- Partial answer -
Note that I am using the OpenJDK (JDK 9) sources as a foundation to comment on this question. This answer does not relies on any kind of documentation or published specifications, and includes a bit of speculation coming from my understanding and interpretation of the source code.
The GC overhead limit exceeded
is considered in the VM as a subtype of out of memory error and generated after an attempt to allocate memory fails (see (a)).
Essentially, the VM keeps track of the number of occurences of full garbage collection and compares it against the limit enforced for full GCs (which can configured on Hotspot using -XX:GCTimeLimit=
, cf Garbage Collector Ergonomics).
The implementation of how the full GC count is tracked and the logic behind when a GC overhead limit is detected is available in one place, in hotspot/src/share/vm/gc/shared/adaptiveSizePolicy.cpp
. As you can see, two additional conditions on the memory available in the old and eden generations are required to satisfy the criteria of a GC overhead limit:
void AdaptiveSizePolicy::check_gc_overhead_limit(
size_t young_live,
size_t eden_live,
size_t max_old_gen_size,
size_t max_eden_size,
bool is_full_gc,
GCCause::Cause gc_cause,
CollectorPolicy* collector_policy) {
...
if (is_full_gc) {
if (gc_cost() > gc_cost_limit &&
free_in_old_gen < (size_t) mem_free_old_limit &&
free_in_eden < (size_t) mem_free_eden_limit) {
// Collections, on average, are taking too much time, and
// gc_cost() > gc_cost_limit
// we have too little space available after a full gc.
// total_free_limit < mem_free_limit
// where
// total_free_limit is the free space available in
// both generations
// total_mem is the total space available for allocation
// in both generations (survivor spaces are not included
// just as they are not included in eden_limit).
// mem_free_limit is a fraction of total_mem judged to be an
// acceptable amount that is still unused.
// The heap can ask for the value of this variable when deciding
// whether to thrown an OutOfMemory error.
// Note that the gc time limit test only works for the collections
// of the young gen + tenured gen and not for collections of the
// permanent gen.

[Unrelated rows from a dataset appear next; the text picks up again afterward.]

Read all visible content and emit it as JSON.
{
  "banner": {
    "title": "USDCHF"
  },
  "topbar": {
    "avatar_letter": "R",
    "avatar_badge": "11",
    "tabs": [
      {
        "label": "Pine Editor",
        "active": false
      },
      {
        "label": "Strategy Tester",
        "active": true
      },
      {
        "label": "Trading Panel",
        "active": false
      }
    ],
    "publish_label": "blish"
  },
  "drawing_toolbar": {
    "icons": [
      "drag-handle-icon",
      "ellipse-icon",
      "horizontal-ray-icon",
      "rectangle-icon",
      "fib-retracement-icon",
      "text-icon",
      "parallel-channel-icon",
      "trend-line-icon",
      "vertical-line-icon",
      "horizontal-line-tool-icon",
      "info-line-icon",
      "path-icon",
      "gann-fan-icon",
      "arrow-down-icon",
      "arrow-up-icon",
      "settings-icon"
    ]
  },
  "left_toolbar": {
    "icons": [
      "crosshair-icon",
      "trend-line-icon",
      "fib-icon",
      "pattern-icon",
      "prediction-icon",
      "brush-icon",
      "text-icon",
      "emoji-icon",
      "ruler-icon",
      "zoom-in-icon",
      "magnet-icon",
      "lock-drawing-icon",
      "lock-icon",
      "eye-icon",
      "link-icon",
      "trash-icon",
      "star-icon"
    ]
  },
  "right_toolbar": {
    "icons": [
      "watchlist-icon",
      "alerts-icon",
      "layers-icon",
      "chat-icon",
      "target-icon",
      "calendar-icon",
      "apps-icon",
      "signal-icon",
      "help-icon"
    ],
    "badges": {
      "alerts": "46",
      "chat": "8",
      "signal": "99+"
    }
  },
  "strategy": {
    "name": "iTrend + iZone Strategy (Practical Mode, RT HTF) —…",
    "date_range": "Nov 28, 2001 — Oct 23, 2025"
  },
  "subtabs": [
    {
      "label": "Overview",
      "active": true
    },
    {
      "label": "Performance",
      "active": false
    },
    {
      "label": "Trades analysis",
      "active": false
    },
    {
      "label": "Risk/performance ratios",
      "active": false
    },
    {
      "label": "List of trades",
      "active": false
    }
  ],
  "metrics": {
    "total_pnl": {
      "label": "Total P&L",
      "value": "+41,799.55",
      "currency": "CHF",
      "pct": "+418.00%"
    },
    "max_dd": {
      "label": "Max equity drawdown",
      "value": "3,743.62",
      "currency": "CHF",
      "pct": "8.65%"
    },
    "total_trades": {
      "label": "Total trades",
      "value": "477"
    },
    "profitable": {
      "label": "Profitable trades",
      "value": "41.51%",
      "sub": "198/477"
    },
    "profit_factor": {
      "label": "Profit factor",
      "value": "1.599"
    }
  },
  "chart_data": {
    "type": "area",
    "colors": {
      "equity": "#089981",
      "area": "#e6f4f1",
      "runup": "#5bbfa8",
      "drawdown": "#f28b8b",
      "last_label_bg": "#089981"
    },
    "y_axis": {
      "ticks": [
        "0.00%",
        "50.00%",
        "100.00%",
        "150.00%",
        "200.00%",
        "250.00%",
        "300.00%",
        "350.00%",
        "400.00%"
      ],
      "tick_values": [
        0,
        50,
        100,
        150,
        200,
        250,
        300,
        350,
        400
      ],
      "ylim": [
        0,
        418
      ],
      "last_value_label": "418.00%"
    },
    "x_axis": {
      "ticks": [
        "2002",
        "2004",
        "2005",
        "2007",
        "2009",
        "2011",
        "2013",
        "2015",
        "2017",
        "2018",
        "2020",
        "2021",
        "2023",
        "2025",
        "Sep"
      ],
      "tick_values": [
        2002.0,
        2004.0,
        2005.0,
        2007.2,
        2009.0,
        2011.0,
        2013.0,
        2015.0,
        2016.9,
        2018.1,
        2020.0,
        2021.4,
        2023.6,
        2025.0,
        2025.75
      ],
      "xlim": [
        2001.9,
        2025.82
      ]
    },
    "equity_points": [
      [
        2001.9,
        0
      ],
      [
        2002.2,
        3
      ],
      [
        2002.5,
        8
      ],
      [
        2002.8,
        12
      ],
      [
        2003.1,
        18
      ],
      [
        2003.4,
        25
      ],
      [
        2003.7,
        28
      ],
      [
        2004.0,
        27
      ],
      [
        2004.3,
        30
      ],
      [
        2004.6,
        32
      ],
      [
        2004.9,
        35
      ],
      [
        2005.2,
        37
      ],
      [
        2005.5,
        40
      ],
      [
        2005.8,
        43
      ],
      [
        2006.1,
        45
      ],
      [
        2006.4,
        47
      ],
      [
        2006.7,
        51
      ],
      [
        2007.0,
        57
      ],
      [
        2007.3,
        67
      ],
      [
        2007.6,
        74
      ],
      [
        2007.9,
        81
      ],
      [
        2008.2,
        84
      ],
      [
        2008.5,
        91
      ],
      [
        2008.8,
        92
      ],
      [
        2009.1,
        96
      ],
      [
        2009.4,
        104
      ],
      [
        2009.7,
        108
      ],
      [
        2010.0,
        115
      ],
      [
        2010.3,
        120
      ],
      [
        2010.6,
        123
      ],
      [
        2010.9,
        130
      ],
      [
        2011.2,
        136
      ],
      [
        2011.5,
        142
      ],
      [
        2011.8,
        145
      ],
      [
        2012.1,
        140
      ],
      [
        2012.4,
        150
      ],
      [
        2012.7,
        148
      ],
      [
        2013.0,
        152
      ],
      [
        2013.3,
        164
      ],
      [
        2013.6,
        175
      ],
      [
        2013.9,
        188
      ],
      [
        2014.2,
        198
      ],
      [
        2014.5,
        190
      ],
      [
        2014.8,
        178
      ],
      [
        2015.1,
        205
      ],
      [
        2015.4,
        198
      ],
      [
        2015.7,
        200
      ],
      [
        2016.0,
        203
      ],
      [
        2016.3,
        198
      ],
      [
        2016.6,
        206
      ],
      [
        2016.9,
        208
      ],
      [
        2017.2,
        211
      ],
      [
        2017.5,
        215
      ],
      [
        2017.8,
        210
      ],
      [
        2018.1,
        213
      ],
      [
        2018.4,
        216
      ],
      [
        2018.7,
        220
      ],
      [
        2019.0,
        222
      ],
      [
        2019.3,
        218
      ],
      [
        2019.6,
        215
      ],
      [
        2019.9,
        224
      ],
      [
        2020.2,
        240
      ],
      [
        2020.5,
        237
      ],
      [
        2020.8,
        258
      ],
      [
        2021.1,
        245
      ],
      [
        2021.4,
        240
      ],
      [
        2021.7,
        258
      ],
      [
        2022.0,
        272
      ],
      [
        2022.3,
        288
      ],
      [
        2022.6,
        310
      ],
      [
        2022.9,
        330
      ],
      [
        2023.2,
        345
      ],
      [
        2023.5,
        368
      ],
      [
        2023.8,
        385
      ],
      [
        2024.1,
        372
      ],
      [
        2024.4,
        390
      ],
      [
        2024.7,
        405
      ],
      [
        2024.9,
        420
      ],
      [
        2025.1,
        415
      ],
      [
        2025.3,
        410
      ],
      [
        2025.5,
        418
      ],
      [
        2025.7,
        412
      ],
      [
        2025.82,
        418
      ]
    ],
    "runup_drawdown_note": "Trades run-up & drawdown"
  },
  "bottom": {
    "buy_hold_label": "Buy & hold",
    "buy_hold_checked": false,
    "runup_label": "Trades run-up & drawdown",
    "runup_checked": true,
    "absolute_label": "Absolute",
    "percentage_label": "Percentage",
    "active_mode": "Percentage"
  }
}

That is because the calculation of the space
// freed by the collection is the free space in the young gen +
// tenured gen.
// At this point the GC overhead limit is being exceeded.
inc_gc_overhead_limit_count();
if (UseGCOverheadLimit) {
if (gc_overhead_limit_count() >= AdaptiveSizePolicyGCTimeLimitThreshold){
// All conditions have been met for throwing an out-of-memory
set_gc_overhead_limit_exceeded(true);
// Avoid consecutive OOM due to the gc time limit by resetting
// the counter.
reset_gc_overhead_limit_count();
} else {
...
}
(a) When is a GC overhead limit exceeded
error generated?
It actually does not happen during a collection itself, but when the VM makes an attempt to allocate memory - you can find the justification of these statements in hotspot/src/share/vm/gc/shared/collectedHeap.inline.hpp
:
HeapWord* CollectedHeap::common_mem_allocate_noinit(KlassHandle klass, size_t size, TRAPS) {
...
bool gc_overhead_limit_was_exceeded = false;
result = Universe::heap()->mem_allocate(size, &gc_overhead_limit_was_exceeded);
...
// Failure cases
if (!gc_overhead_limit_was_exceeded) {
report_java_out_of_memory("Java heap space");
...
} else {
report_java_out_of_memory("GC overhead limit exceeded");
...
}
(b) Note about the G1 implementation
Looking at the method mem_allocate
of the G1 implementation (which can be found in g1CollectedHeap.cpp
), it appears the boolean gc_overhead_limit_was_exceeded
is not used anymore. I wouldn't be too fast to draw the conclusion that the GC memory overhead error cannot occur anymore if G1 GC is enabled though - I need to check this.
Conclusion
It seems you were right in that this error genuinely comes from memory exhaustion;
The argument that this error can be generated based on the number of times small objects are collected does not seem right to me, because
- We saw the VM does need to run out of memory for this error to occur;
- Independently of the first reason, we would need to refine the statement further anyway - and especially the reference to small objects. Are we talking about young generation collection only? If so, these collections are not included in the GC count checked against the limit, and therefore would never have a chance to be involved in this error, would the VM run OOM or not.